Time to build our final pipeline! The pipeline doesn’t need to be restricted to shuffle and map. Grain has a rich API and hands us multiple functionalities such as: filter, random_map, repeat. Check out Grain API page to learn more.

On top of the transformer we want to discard reviews that are rated three stars or less. It’s crucial to mention that filtering changes the number of samples in the following steps so random access is no longer available.
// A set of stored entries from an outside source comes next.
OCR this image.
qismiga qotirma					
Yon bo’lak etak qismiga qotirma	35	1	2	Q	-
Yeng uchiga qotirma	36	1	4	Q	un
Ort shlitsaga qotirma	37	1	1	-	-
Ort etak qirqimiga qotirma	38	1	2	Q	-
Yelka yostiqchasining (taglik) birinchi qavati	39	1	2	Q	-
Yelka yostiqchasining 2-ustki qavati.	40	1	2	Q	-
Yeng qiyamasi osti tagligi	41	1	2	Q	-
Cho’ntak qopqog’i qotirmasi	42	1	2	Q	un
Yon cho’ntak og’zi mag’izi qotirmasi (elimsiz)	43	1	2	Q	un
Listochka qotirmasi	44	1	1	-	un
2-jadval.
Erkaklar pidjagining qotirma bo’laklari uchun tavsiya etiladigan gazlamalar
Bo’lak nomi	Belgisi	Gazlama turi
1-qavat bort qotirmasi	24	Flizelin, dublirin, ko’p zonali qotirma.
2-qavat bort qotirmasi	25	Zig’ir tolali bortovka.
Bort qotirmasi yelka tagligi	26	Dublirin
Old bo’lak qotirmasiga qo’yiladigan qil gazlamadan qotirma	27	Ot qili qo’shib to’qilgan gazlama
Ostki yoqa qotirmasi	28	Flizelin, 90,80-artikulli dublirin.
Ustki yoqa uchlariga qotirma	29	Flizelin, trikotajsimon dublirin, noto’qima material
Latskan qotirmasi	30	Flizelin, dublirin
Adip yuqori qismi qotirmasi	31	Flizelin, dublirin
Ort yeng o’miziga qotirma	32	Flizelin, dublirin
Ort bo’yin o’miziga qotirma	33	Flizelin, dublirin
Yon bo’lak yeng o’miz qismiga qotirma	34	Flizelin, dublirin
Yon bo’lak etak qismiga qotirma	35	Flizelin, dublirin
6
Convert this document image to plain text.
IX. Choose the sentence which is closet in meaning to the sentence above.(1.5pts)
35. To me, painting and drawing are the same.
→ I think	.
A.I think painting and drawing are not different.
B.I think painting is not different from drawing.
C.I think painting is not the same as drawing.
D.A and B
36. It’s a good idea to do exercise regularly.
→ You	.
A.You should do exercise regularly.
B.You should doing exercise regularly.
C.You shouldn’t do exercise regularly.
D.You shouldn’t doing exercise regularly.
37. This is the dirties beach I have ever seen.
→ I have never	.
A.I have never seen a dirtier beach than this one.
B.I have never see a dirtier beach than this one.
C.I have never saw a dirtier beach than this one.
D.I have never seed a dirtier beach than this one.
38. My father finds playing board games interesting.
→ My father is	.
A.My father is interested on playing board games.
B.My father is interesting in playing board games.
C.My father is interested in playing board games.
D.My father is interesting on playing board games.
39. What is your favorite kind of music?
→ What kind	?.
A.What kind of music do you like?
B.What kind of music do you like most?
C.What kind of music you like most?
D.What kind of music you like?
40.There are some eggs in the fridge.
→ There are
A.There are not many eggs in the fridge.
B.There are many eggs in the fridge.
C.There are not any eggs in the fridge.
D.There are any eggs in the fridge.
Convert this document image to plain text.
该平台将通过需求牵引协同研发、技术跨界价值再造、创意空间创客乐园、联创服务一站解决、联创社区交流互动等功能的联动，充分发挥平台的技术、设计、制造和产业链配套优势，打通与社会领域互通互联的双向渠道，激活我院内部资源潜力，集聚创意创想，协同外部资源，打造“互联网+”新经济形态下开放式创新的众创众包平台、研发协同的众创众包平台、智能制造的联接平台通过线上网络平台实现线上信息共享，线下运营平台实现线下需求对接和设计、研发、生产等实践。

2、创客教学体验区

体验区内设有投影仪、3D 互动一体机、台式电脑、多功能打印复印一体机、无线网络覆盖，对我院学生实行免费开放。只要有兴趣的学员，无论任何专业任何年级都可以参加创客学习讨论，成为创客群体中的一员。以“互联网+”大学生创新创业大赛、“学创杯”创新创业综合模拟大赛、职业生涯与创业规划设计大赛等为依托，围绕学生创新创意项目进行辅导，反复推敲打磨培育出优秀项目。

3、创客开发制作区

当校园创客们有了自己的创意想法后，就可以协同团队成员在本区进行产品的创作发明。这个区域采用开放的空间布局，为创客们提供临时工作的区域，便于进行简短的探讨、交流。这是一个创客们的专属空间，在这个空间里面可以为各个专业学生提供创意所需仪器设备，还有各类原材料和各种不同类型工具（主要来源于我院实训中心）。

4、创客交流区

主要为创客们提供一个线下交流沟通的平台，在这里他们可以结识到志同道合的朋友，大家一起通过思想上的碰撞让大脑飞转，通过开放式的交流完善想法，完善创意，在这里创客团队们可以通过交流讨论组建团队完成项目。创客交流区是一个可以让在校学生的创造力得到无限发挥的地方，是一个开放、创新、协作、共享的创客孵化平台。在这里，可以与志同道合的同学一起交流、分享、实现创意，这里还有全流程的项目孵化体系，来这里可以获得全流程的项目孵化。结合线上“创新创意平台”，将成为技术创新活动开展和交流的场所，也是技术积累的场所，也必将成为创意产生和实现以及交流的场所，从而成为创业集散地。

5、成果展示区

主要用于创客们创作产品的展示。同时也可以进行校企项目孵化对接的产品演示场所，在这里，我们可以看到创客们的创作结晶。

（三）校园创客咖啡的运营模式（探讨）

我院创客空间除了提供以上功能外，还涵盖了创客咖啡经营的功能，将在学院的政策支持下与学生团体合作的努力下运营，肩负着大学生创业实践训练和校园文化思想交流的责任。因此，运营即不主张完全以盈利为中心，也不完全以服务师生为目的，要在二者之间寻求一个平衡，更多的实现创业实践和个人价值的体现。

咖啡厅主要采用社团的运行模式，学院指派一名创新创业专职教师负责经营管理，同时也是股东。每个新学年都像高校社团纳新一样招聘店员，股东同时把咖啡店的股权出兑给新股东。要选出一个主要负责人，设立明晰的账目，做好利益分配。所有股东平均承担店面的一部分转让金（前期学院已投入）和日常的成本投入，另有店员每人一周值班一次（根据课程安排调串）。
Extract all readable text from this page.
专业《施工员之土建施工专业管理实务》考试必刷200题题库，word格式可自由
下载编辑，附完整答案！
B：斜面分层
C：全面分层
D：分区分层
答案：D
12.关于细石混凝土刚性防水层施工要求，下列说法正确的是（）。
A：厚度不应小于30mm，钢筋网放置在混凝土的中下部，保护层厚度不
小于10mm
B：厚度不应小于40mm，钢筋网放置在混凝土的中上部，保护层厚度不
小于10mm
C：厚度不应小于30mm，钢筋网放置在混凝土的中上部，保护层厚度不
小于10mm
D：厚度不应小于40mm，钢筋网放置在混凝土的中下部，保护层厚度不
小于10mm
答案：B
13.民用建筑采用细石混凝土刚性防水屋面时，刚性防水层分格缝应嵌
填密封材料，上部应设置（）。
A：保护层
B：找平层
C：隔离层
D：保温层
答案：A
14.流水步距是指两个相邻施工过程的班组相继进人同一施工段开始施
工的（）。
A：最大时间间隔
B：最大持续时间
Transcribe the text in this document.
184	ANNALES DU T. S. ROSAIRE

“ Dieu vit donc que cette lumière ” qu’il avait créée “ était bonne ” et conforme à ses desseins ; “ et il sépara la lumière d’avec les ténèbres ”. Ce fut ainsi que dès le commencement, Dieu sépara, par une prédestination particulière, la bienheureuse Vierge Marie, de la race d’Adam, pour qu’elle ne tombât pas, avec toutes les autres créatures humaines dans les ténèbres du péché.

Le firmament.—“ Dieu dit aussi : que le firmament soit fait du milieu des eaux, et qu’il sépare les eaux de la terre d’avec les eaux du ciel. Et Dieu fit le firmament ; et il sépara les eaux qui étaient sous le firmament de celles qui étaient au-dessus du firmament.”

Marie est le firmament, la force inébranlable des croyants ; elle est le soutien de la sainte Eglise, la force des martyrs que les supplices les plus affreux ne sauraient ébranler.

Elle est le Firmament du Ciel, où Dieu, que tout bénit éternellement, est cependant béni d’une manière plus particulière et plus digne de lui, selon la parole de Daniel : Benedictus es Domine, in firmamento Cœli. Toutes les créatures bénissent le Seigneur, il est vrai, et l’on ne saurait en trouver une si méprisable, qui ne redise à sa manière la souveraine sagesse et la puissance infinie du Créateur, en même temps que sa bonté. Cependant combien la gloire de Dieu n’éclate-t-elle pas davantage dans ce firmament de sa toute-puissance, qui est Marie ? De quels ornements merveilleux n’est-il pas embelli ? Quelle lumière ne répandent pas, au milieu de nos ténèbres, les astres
To perform batching as the final step we plug .to_iter_dataset() converting MapDataset to IterDataset - a dataset that gives us an iterator-like interface.

dataset = (
    grain.MapDataset.source(hf_train)
    .shuffle(seed=42)
    .filter(lambda x: x["star"] > 3)  # filters samples
    .map(process_date)
    .map(process_transformer)
    .map(process_sample_to_np)
    .to_iter_dataset()
    .batch(batch_size=2)  # batches consecutive elements
)

With IterDataset we can use Python built-ins, iter and next, to interact with the dataset.

ds_iter = iter(dataset)
next(ds_iter)

{'date': array([1.4691456e+09, 1.4719104e+09]),
 'id': array(['7bd22aba-afc9-11e6-8293-c4b301cdf627',
        '7bd22905-afc9-11e6-a5dc-c4b301cdf627'], dtype='<U36'),
 'package_name': array(['com.mantz_it.rfanalyzer', 'com.mantz_it.rfanalyzer'], dtype='<U23'),
 'review': array([[  101,  2573,  2092,  2007,  2026, 20578, 12881, 11504,  2047,
         14409,  2097,  7180,  2005,  4469,  4972,   102,     0,     0,
             0,     0,     0,     0,     0,     0,     0,     0,     0,
             0,     0,     0,     0,     0,     0,     0,     0,     0,
             0,     0,     0,     0,     0,     0,     0,     0,     0,
             0,     0,     0,     0,     0,     0,     0,     0,     0,
             0,     0,     0,     0,     0,     0,     0,     0,     0,
             0,     0,     0,     0,     0,     0,     0],
        [  101,  2307,  2009,  1005,  1055,  2025,  3929, 23569, 27605,
          6924,  1998,  2038,  2070,  3314,  2007, 12894,  2021,  2145,
          1037,  3835, 10439,  2926,  6195,  1996,  3976,  1998,  2009,
          1005,  1055,  2330,  3120,  1012,   102,     0,     0,     0,
             0,     0,     0,     0,     0,     0,     0,     0,     0,
             0,     0,     0,     0,     0,     0,     0,     0,     0,
             0,     0,     0,     0,     0,     0,     0,     0,     0,
             0,     0,     0,     0,     0,     0,     0]]),
 'star': array([5, 4]),
 'version_id': array([1487, 1487])}

And that’s it! We ended up with a batch with processed date, tokenized review, and filtered rating.